Çadır, kan, ikinci el eşya ticaretini tüzel kişilik olarak Kızılay değil, şirketlerinden biri yapıyor. Bunun hukuk altyapısı, holdinge dönüştürülürken hazır edildi.

Holding şirketlerinden biri olan Çadır ve Tekstil A.Ş. çadır ticaretiyle uğraşıyor. Depremde neden çadır sattın diye Kızılay Başkanını suçlayamayız. Nitekim ben değil şirket sattı diye yanıt verdi. Sadece stok planlamasındaki başarısızlığın nedenini sorabiliriz. Neden kan sattığını sorarsak, bozulmaması ve stokların yenilenmesi için Sağlık Anonim şirketince satıldığını söyleyebilir. Anonim şirketlerini borsada halka açar. İsterse arama- kurtarma-barınma-beslenme hizmetini bile tarifeye bağlar.

Sorumlu arıyorsak, gözümüzü Kızılay’ın ticaret yapmasına ortam hazırlayan siyasi iradeye dikmeliyiz.

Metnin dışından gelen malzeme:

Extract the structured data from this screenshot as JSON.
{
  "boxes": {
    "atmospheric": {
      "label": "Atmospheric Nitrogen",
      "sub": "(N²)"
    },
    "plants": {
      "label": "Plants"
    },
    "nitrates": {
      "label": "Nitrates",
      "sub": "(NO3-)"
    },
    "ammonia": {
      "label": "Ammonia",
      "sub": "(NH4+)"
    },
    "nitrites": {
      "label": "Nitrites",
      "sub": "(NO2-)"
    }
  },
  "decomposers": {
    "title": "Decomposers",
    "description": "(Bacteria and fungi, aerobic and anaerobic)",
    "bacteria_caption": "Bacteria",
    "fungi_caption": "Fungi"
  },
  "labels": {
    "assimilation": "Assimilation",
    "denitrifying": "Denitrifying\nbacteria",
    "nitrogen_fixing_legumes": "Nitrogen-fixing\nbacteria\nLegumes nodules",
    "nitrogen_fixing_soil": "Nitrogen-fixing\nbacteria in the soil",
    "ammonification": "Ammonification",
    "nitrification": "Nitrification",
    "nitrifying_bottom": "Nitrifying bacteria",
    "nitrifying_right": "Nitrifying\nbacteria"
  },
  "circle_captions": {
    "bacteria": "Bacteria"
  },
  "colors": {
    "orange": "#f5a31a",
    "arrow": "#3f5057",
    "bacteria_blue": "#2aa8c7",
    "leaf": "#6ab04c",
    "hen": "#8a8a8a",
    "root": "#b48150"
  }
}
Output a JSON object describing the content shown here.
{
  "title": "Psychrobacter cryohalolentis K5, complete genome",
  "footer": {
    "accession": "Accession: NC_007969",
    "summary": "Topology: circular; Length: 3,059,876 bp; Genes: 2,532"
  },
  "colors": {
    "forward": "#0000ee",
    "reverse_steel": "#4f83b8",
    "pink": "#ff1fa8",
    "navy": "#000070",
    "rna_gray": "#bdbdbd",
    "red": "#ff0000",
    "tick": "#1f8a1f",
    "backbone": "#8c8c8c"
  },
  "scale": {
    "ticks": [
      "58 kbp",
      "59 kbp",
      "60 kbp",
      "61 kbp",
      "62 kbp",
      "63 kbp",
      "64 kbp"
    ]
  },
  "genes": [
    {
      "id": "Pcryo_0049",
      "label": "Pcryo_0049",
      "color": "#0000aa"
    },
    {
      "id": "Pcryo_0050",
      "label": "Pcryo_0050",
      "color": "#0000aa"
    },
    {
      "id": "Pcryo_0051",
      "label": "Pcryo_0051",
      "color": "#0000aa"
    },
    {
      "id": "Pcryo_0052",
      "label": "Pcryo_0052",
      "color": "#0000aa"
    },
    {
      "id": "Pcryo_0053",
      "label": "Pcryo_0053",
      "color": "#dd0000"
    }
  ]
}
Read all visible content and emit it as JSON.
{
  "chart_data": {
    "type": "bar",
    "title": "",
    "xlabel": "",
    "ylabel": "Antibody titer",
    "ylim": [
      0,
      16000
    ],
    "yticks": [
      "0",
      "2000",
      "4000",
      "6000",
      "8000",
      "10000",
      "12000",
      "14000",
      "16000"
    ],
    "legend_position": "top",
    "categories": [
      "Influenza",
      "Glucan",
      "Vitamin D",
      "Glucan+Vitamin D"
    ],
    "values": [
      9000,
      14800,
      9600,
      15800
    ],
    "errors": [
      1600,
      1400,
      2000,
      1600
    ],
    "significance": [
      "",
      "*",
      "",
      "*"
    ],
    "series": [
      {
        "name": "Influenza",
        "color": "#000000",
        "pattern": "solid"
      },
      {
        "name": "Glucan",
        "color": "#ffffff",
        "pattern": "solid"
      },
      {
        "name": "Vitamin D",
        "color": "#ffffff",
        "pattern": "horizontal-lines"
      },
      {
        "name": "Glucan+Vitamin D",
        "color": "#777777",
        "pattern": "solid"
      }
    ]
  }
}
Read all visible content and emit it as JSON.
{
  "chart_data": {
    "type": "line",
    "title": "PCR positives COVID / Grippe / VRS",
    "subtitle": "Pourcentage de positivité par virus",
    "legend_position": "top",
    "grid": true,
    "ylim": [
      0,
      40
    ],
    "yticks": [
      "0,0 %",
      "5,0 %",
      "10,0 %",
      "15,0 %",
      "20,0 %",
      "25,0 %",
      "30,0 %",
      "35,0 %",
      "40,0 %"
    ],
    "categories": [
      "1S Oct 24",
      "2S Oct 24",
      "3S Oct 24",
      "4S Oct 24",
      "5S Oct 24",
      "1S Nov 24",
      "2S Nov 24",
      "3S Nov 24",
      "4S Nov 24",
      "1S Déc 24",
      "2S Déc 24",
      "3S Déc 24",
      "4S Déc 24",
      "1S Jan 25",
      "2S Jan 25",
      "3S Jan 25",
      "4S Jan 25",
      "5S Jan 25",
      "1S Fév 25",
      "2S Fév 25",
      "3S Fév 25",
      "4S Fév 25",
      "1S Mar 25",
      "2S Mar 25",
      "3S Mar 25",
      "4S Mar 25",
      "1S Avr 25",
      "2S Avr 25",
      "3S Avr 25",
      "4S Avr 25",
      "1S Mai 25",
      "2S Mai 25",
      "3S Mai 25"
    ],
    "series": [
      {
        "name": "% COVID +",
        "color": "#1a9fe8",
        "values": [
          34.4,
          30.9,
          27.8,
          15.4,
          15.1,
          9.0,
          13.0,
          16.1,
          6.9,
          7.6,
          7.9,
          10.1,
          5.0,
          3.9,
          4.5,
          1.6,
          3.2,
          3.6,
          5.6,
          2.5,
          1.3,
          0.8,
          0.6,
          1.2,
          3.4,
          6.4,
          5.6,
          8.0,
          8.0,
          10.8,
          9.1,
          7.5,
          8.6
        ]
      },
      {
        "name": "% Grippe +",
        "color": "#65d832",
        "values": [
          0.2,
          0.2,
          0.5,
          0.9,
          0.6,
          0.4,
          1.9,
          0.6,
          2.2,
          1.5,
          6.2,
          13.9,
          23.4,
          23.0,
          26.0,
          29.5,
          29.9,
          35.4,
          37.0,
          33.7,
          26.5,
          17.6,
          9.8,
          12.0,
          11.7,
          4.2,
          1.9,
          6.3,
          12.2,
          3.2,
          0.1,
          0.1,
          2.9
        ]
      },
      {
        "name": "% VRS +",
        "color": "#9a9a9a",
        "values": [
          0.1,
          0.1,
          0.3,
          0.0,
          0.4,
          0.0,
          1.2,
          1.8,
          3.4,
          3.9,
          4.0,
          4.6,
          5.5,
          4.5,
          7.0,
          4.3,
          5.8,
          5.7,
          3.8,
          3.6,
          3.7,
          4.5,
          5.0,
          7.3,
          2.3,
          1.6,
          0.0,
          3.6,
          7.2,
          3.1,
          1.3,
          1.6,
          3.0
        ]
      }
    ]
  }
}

Kızılay, uluslararası Kızılhaç-Kızılay Dernekleri Federasyonunun bir üyesi. Üyeler, Federasyonun belirlediği “yardımlarda davranış kurallarına” uymaya söz veriyor. Benzer kurallar, farklı cümlelerle Kızılay Tüzüğünde de yer alıyor. Özetleyelim: Yardımlar, partizanca olmamalı, siyasi nitelik taşımamalıdır…belli bir siyasi ya da dini kuruluşa katkıda bulunmak için kullanılmamalıdır…. Hükümet dış politikasının bir aracı olarak hareket edilmemelidir.

Federasyonun yöneticileri Kızılay’ın böyle işler yaptığını bilse belki de üyelikten atarlar.

****

Maraş merkezli 6 Şubat Depremleri, yüzyılın felaketi olarak anılıyor. Japonya'da 1923 yılında meydana gelen depremde 140 bin kişi ölmüştü. Japonya’da yine şiddetli depremler oluyor. Önlemini aldıkları için çok daha az hasar veriyor, insanları da ölmüyor.

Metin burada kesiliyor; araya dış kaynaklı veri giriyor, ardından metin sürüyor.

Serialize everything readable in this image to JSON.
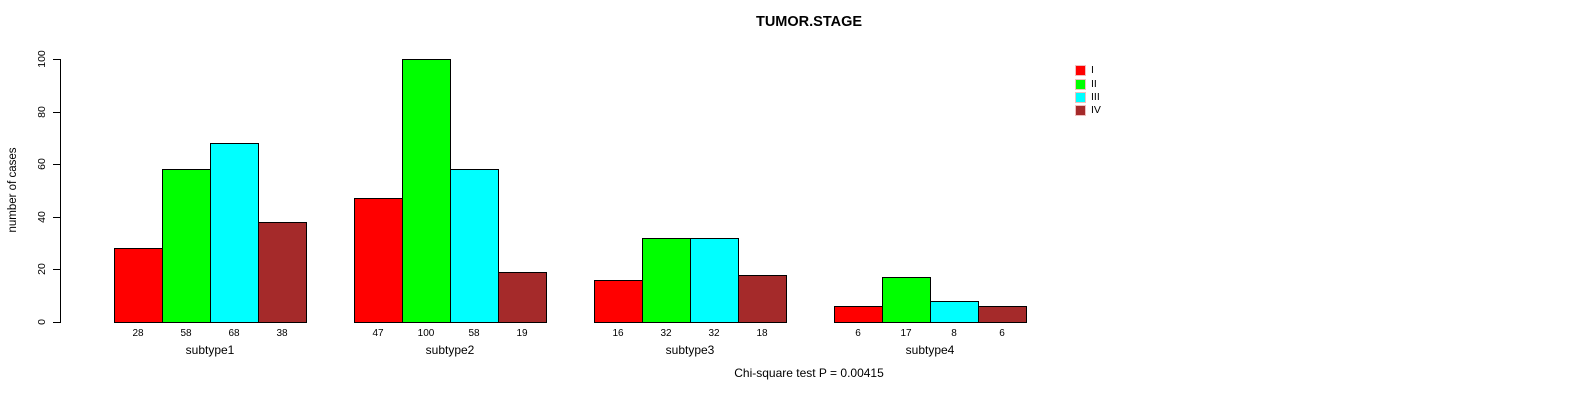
{
  "chart_data": {
    "type": "bar",
    "title": "TUMOR.STAGE",
    "xlabel": "",
    "ylabel": "number of cases",
    "ylim": [
      0,
      100
    ],
    "yticks": [
      0,
      20,
      40,
      60,
      80,
      100
    ],
    "grid": false,
    "legend_position": "top-right",
    "categories": [
      "subtype1",
      "subtype2",
      "subtype3",
      "subtype4"
    ],
    "series": [
      {
        "name": "I",
        "color": "#FF0000",
        "values": [
          28,
          47,
          16,
          6
        ]
      },
      {
        "name": "II",
        "color": "#00FF00",
        "values": [
          58,
          100,
          32,
          17
        ]
      },
      {
        "name": "III",
        "color": "#00FFFF",
        "values": [
          68,
          58,
          32,
          8
        ]
      },
      {
        "name": "IV",
        "color": "#A52A2A",
        "values": [
          38,
          19,
          18,
          6
        ]
      }
    ],
    "bar_value_labels_shown": true,
    "annotation": "Chi-square test P = 0.00415"
  }
}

Türkiye’de bilim insanları on yıllardır, deprem gerçeğine dikkat çekmeye çalışıyor. Dahası, resmi raporlarda bile yakın gelecekte yıkıcı depremler beklendiği, yapılaşmaya özen gösterilmezse felaketlere yol açılacağı uyarıları yapılıyor. Bu gerçekler, sözde kalıyor. Bir deprem olduğunda kentler ölüm tarlalarına dönüşüyor.

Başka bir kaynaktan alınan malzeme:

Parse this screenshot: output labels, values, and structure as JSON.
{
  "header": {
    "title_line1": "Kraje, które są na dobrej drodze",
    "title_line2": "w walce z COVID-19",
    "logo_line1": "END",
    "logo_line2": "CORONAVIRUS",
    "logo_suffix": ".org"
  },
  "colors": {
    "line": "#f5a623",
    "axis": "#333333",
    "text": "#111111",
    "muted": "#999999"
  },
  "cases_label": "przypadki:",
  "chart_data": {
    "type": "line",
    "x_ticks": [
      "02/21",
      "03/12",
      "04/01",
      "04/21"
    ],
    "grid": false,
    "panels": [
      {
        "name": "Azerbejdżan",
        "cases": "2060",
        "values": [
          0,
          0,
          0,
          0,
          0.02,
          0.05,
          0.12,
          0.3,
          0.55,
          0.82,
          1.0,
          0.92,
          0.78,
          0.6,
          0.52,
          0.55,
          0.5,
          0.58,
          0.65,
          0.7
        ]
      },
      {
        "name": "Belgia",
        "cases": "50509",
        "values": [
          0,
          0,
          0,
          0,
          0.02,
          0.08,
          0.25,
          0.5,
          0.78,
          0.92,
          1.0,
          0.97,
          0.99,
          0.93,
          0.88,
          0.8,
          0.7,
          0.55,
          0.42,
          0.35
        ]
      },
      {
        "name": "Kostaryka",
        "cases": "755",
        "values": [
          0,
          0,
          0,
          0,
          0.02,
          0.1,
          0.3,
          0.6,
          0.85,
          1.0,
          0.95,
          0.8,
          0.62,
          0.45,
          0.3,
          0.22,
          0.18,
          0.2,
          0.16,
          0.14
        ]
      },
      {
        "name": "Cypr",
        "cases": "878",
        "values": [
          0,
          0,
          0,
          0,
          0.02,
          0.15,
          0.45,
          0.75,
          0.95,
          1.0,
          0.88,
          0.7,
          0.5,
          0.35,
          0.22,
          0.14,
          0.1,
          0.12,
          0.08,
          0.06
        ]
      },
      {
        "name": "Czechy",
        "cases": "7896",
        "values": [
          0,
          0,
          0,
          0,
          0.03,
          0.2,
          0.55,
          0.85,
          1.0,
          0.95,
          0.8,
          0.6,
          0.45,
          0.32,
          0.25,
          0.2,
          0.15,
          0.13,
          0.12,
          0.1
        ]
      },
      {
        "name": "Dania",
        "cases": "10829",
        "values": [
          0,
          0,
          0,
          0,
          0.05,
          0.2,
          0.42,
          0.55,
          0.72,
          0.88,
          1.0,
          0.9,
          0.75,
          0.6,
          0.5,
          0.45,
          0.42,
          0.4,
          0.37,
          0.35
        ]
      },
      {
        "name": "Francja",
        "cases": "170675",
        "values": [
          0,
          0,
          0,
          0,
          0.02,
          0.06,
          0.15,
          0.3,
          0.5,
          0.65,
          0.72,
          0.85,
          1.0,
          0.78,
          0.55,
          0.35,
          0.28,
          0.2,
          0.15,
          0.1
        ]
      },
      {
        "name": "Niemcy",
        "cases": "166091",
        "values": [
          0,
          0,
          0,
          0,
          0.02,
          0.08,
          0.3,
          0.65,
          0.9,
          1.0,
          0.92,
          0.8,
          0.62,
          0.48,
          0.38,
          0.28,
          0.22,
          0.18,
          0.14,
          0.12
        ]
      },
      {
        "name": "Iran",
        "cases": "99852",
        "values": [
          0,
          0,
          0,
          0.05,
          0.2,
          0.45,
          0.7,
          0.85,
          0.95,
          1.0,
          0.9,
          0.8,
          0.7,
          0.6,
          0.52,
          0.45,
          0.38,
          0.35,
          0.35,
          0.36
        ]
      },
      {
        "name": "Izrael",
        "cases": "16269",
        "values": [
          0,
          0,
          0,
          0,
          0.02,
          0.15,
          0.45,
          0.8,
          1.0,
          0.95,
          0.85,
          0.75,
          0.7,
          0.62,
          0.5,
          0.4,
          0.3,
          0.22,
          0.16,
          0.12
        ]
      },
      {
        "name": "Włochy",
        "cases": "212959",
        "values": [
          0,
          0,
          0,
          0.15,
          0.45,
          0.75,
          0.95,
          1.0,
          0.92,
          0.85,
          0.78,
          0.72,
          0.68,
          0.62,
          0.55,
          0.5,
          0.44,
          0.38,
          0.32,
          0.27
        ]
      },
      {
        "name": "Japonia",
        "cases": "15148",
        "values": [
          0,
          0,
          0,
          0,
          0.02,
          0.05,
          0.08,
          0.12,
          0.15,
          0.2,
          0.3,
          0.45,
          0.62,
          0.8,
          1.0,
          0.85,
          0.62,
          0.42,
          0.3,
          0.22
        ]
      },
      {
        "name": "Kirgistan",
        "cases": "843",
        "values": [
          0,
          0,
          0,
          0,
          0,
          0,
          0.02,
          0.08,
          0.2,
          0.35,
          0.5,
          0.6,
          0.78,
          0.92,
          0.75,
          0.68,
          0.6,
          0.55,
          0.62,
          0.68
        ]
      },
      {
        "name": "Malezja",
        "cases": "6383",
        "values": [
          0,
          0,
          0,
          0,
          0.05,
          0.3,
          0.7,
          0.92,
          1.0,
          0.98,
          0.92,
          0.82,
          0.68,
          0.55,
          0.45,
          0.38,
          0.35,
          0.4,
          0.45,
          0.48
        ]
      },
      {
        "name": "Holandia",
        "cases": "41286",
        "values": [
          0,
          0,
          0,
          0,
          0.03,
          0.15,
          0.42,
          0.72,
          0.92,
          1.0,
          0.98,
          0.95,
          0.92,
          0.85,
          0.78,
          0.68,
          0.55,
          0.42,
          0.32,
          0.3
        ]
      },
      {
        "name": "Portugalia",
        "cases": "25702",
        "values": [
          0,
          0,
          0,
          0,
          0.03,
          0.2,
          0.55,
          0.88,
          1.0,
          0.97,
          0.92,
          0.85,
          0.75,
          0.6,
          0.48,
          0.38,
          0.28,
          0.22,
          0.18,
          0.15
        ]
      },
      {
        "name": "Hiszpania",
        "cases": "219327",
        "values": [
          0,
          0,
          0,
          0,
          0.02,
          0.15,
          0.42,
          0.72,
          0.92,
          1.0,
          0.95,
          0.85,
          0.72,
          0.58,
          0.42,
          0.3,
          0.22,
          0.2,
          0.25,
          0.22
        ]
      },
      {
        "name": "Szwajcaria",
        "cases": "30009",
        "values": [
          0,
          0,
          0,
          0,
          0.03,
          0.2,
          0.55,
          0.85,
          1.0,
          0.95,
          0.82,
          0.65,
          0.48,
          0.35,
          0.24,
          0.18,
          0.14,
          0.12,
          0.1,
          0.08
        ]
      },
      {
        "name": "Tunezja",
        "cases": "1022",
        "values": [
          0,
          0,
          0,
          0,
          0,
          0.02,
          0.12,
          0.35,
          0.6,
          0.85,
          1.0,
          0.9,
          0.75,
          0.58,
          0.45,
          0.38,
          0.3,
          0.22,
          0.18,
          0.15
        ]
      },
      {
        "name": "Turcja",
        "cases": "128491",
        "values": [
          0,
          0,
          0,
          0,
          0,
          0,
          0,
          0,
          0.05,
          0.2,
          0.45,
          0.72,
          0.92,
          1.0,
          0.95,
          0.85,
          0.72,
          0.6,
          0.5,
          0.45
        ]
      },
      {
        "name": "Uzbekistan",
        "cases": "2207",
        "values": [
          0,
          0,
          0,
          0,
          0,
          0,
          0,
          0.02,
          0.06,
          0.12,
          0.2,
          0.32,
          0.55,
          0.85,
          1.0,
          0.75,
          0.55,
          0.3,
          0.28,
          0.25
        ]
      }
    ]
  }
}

Her deprem sonrasında müteahhitlerin peşine düşülür. Kimilerinin konut değil, mezar yaptıkları çıkar ortaya. Projeleri onaylayanların, ruhsat verenlerin, denetlemekle görevli olanların peşlerine düşüldüğünü pek işitmeyiz.

Sorumluluk ve hesap sorma denildiğinde aklımıza ilk olarak ve derhal siyasi irade gelmeli. Fay hatları üzerinde, çürük zeminlerde yüksek yoğunluklu İmar, uygulama ve mevzi imar planlarını onlar yapıyor; yapıların denetlenmeyişinde onlar sorumlu; onlar sık sık imar afları çıkarıp, ruhsatsız yapıları özendiriyor.